The final vote followed a motion by Councilmember John Kennedy to accept the recommendations with only a minimal change. That motion did not receive a second.
The Council was considering two additional changes to the existing package of regulations: That the minimum lot size requirement applicable to accessory dwelling units created by adding new square footage be lowered to 5,000 square feet; and the requirement that the size of detached accessory dwelling units be smaller than the existing primary dwelling.
The new ordinance language would also clearly state that standards applicable to accessory dwelling units located within Landmark Overlay Districts would also be applied to accessory dwelling units located within National Register Districts, and that standards applicable to original windows and doors for accessory dwelling units located within historic districts and individually designated properties are also applied to non-original windows and doors that previously replaced original windows and doors with an approval of a Certificate of Appropriateness.
New laws regulating accessory dwelling units went into effect late last year, and the new regulations would be part of bringing local regulations into compliance with the State. The two State Bills— AB 2299 and SB 1069—would limit the ability of local municipalities to regulate such units.
The laws also mandate that local accessory dwelling unit ordinances are invalidated if not in full compliance with the requirements of the amended State Law; and that Accessory dwelling units created by converting existing space, or “Interior Accessory Dwelling Units,” must be allowed in all single-family zoning districts without any restriction.
Therefore, cities have no ability to limit where Interior Accessory Dwelling Units can be constructed, and no standard that may prevent one’s ability to create such unit can be required. According to the City staff report, State Law still authorizes local municipalities to adopt additional restrictions only as long as the additional restrictions do not conflict with the regulations established in the State Law.
But the discussion on Monday evening was far more basic: Is it fair to allow only those who can afford a 15,000 square foot lot to be able to build a new accessory unit? A number of speakers, particularly affordable housing advocates, argued that owners of considerably smaller lots—only 5,000 square feet in size—should also be allowed to build as well.
Some residents argued that more dwellings means more parked cars, a particular problem on narrow streets.
“Narrow streets are already a problem,” said Allendale resident Nina Chomsky.
Chomsky also added that building dwellings in limited spaces would necessitate the removal of trees, “affecting the urban forestry.”
Said Madison Heights resident Erica Foy, “This is against neighborhood character. It’s counterintuitive to the plans in landmark districts.”

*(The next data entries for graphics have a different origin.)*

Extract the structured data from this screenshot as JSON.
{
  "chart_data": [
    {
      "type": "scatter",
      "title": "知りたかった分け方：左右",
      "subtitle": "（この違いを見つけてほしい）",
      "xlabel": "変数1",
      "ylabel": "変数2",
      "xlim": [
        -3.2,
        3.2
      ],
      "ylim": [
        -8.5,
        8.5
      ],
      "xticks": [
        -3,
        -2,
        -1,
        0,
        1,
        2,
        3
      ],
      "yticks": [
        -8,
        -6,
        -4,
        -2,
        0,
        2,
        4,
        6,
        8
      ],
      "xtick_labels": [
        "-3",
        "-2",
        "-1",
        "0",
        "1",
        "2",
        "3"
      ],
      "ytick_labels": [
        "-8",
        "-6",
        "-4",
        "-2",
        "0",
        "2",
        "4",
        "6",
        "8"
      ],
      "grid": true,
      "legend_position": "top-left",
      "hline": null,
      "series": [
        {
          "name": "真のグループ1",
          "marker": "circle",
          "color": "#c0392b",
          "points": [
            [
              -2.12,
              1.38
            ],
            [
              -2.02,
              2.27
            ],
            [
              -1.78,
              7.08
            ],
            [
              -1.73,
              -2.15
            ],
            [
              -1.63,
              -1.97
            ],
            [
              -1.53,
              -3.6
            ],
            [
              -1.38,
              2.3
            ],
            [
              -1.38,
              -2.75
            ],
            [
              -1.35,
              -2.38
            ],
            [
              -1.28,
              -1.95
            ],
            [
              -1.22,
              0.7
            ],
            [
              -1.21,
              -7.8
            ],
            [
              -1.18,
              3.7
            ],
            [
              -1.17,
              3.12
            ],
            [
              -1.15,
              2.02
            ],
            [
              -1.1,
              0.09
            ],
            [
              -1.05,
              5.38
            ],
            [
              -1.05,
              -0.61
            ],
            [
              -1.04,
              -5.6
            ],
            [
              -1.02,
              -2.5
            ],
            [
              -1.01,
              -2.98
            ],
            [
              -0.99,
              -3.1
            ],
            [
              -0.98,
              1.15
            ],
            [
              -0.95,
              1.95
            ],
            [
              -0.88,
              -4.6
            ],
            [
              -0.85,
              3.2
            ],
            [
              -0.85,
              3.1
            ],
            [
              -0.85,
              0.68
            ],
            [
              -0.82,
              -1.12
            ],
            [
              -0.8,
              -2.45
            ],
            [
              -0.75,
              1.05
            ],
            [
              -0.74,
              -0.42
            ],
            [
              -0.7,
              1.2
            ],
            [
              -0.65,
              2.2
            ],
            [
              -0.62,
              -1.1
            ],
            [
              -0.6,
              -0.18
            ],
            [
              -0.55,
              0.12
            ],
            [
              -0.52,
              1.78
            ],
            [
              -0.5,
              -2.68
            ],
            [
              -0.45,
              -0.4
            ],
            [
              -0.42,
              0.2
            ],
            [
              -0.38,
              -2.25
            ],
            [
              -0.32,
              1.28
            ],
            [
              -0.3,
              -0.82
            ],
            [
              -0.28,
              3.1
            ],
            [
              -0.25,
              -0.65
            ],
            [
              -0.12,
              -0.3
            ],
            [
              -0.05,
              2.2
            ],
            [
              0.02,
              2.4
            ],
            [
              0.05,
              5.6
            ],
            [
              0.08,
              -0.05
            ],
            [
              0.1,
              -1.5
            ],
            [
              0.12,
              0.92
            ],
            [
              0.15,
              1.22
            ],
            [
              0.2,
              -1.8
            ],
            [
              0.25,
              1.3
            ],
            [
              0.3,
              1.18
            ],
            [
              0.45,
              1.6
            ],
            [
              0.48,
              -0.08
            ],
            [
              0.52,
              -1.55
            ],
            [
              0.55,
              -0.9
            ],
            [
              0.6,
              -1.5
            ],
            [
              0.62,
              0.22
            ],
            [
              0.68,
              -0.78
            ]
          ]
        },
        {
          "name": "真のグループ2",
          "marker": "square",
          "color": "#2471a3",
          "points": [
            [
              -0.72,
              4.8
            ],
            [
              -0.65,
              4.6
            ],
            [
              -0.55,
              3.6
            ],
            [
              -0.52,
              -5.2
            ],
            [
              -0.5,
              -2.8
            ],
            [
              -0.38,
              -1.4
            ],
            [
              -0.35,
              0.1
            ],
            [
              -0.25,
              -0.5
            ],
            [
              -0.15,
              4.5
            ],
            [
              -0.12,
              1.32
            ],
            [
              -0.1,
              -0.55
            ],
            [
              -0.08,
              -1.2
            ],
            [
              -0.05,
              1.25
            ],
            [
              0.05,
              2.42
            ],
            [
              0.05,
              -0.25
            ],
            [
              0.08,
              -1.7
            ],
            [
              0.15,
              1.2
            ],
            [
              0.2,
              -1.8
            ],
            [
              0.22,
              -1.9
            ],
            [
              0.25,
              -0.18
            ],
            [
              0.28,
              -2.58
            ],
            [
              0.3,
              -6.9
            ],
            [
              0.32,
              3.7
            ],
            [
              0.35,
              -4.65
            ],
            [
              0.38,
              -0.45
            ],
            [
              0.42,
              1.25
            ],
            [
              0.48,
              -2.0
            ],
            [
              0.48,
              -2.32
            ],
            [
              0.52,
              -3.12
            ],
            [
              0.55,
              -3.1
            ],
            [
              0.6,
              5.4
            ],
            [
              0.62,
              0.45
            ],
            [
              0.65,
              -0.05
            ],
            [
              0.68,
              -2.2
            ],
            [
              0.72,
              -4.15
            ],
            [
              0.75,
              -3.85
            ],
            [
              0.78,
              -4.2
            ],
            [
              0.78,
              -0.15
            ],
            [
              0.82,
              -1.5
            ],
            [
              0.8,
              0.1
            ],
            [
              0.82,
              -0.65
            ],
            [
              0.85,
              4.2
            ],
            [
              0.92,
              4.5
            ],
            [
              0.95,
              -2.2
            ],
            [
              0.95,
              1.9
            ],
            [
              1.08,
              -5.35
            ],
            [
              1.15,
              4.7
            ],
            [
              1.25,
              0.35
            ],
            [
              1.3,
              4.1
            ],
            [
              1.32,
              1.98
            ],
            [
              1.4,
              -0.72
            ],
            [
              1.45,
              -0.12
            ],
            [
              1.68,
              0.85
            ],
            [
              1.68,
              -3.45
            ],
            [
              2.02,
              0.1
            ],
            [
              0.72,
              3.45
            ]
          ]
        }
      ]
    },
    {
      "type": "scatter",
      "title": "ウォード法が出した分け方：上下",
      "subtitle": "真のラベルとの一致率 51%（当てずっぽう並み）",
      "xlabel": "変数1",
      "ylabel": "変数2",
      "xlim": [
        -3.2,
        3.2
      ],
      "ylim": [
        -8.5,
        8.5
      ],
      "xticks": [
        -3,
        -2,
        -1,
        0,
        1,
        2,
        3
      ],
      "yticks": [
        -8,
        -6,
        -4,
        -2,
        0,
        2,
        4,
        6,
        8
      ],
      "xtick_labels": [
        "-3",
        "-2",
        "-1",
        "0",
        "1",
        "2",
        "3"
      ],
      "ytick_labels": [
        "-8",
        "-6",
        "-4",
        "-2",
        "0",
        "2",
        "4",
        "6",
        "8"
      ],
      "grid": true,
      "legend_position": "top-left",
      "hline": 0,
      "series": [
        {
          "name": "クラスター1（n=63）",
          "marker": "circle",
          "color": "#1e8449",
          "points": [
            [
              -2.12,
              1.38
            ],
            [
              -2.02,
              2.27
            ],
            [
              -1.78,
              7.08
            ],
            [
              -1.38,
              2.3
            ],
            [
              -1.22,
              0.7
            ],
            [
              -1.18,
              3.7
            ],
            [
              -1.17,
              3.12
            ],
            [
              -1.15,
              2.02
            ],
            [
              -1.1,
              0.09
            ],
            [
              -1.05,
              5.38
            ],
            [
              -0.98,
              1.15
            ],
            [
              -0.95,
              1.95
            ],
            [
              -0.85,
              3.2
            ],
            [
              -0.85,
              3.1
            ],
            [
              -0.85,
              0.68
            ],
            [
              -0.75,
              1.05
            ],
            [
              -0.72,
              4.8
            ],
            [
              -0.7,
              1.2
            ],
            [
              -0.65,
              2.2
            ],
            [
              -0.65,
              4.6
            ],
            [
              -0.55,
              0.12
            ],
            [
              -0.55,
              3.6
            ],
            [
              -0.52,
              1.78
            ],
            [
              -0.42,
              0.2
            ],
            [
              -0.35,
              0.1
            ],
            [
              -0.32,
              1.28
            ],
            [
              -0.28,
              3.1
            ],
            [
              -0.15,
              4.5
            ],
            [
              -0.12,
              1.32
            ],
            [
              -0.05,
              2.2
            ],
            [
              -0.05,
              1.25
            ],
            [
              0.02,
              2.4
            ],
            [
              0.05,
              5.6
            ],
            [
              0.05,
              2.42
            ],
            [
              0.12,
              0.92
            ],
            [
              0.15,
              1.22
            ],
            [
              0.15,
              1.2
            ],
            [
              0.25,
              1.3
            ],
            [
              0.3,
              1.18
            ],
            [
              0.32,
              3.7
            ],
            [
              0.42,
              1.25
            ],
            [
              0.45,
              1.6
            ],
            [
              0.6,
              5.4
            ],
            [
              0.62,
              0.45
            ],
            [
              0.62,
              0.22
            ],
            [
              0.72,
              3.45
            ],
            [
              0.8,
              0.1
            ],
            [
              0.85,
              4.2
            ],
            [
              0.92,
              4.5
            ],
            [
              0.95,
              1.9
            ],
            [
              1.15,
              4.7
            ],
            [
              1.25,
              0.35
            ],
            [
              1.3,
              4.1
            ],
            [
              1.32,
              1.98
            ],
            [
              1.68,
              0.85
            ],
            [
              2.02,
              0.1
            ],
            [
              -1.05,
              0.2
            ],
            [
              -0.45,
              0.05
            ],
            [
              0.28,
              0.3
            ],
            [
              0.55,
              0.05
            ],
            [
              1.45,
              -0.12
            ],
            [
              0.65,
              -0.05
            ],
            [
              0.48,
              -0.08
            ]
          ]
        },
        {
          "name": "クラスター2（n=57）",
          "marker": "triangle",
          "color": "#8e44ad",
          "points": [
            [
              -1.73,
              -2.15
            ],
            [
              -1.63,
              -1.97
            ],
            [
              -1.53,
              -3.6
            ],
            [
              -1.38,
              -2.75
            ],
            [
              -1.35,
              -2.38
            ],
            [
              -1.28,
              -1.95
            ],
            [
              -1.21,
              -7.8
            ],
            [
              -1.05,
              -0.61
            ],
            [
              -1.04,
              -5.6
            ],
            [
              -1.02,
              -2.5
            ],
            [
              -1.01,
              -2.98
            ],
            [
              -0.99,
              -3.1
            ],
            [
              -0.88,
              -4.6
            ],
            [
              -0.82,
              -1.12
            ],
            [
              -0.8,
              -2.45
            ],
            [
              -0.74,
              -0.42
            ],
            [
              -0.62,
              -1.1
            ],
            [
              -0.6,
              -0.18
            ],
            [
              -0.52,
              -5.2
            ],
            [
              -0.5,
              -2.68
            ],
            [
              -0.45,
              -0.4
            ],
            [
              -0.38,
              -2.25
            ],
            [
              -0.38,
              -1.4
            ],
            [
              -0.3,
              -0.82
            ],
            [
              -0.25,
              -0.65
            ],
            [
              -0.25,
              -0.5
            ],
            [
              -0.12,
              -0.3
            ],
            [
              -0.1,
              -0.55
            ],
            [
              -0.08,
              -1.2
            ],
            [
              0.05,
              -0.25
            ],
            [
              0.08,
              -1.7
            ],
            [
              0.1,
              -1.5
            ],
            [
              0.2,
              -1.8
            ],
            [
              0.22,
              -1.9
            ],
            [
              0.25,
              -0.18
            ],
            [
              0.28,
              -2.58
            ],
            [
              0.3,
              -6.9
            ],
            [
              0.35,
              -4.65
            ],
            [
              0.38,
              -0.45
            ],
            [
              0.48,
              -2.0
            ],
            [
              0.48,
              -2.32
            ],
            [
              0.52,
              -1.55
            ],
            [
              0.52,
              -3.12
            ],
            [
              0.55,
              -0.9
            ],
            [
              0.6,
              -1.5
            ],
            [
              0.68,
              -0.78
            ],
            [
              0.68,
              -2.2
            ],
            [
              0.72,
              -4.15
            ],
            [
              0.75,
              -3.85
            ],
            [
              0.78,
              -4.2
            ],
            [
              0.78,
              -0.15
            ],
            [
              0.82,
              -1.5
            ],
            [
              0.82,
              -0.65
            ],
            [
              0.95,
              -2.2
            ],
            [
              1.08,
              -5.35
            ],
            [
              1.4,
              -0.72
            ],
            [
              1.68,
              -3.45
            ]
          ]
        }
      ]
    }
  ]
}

Housing advocate Jill Shook countered that a 5,000 square foot minimum is “more fair, just as they allow in Los Angeles and other cities. Only rich people can afford larger spaces.” Resident Elsa Rodriguez agreed, saying “A city that is good for its kids is a city that promises a roof over their heads.”
Councilmember Gordo also rejected the idea of allowing a 5,000 square foot threshold, saying it would create too much density and “put in jeopardy the fabric of our neighborhoods.”
Following Kennedy’s rejected motion, a compromise that would have allowed 7200 square foot lots to accept new ACUs, McAustin said “we must find a way to protect our neighborhoods,” and proposed a motion that the city re-examine the ordinance with regard to landmark districts to “insure integrity,” develop some type of residential impact fees, such as are required of developers and hotels, and “reward” those who protect tree canopies in their construction of ADUs. She also asked the staff to look at the impact of ADUs and increased density on narrow streets.
Tuesday, McAustin also said “I support relaxing the 15,000sf minimum lot size that has been in place for way too long. We need to bring the lot size down to a reasonable level that will allow the construction of ADU’s for those who want them while addressing the impacts on our neighborhoods, our Landmark Districts, our tree canopy and our parks.”
Regardless of the final outcome of the proposed new regulations, both Mayor Tornek and Councilmember Kennedy were of the opinion that new ADUs would not have a major impact on either the City’s neighborhood character, nor would they solve the City’s affordable housing shortage.
“It’s not going to happen tonight,” said Mayor Tornek, “and if we don’t treat this issue carefully, it might not happen at all.”